My question is about this section of the code:

Node curr=node;
while (node1 != null || node2 != null) {
    // First add the element from first list
    if (node1 != null) {
        curr.next = node1;
        curr = curr.next;
        node1 = node1.next;
    }
    // Then add the element from second list
    if (node2 != null) {
        curr.next = node2;
        curr = curr.next;
        node2 = node2.next;
    }
}

I debugged this in VScode, and I see that when curr is pointing to node the statement curr.next=node1 creates a change in node. But when doing curr=curr.next no changes are made to node. Why is that happening?

CodePudding user response：

curr is point to node and when curr.next=node1 it also create change in node but when curr=curr.next it does not make any changes in node

The only way to make a change to an object, is to assign somehow to properties of that object.
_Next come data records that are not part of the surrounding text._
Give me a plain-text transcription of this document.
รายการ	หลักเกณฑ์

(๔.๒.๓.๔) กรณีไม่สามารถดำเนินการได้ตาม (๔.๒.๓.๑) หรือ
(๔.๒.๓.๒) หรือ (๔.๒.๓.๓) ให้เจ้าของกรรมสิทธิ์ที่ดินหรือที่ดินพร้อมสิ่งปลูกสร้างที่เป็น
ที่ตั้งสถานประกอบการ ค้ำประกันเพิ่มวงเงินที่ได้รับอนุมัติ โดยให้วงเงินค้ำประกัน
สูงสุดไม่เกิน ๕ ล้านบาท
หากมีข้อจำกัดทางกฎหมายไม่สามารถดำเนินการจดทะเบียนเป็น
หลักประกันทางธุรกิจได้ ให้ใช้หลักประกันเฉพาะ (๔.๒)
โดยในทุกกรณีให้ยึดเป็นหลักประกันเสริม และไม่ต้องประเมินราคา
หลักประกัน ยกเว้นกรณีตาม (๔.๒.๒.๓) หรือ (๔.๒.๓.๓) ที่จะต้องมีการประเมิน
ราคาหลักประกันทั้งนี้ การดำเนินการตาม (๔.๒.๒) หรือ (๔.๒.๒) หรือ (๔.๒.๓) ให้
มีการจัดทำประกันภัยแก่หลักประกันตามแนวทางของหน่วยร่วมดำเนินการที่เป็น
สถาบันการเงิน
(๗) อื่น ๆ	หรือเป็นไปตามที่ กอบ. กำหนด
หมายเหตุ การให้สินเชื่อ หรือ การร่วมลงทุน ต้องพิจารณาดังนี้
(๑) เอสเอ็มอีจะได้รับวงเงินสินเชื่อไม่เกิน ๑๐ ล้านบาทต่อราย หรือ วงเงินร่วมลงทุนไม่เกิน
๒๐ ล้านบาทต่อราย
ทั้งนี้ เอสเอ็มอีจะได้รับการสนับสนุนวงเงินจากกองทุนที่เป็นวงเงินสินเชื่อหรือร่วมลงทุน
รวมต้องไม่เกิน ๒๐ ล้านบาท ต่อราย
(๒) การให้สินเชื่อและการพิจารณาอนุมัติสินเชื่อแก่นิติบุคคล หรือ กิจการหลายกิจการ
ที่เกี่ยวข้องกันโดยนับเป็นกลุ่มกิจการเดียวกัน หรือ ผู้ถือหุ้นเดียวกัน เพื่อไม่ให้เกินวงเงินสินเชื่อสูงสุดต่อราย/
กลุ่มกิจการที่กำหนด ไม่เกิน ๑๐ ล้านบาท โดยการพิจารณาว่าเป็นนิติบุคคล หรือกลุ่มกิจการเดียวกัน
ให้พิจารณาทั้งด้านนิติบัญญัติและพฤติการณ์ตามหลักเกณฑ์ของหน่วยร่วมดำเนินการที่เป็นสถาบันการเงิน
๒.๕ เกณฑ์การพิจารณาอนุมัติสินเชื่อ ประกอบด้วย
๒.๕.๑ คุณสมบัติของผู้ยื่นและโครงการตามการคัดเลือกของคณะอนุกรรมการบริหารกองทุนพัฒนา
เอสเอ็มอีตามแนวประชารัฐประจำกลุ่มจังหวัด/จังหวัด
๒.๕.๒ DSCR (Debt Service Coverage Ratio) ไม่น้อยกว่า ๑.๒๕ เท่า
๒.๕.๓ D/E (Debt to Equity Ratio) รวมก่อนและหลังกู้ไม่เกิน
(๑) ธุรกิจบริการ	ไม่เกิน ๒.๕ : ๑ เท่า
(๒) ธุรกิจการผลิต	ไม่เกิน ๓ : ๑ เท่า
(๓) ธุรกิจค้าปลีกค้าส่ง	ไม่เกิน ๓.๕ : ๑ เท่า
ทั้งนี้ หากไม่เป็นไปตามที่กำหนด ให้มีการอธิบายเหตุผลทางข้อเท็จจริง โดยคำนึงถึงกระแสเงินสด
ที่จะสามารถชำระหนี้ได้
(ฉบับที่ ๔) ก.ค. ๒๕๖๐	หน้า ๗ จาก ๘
This is what curr.next=node1 does: it assigns something to an object's next property.

On the other hand, an assignment to a variable will never change an object. It merely changes the content of a variable. That is what curr=curr.next does.

It may help to visualise it. Let's say we have node after the first loop (in a list with just one node)

node
 ↓
┌────────────┐
│ data: 1    │ 
│ next: null │ 
└────────────┘

Then Node node1 = node; creates a new reference to the same node:

node  node1
 ↓     ↓
┌────────────┐
│ data: 1    │ 
│ next: null │ 
└────────────┘

A bit later, we create a new node with node = new Node(0);:

node             node1
 ↓                ↓
┌────────────┐   ┌────────────┐
│ data: 0    │   │ data: 1    │
│ next: null │   │ next: null │ 
└────────────┘   └────────────┘

When Node curr=node; executes, we merely get a variable that references the same node as node:

node  curr       node1
 ↓     ↓          ↓
┌────────────┐   ┌────────────┐
│ data: 0    │   │ data: 1    │
│ next: null │   │ next: null │ 
└────────────┘   └────────────┘

When curr.next=node1 is executed, the next property of the object is set to reference the object that node1 is referencing. So:

node  curr       node1
 ↓     ↓          ↓
┌────────────┐   ┌────────────┐
│ data: 0    │   │ data: 1    │
│ next: ────────►│ next: null │ 
└────────────┘   └────────────┘

But when curr=curr.next is executed, no object is mutated. This assigns to a variable, and that only affects that variable, not what it references:

node             curr  node1
 ↓                ↓     ↓
┌────────────┐   ┌────────────┐
│ data: 0    │   │ data: 1    │
│ next: ────────►│ next: null │ 
└────────────┘   └────────────┘

I hope this clarifies the difference.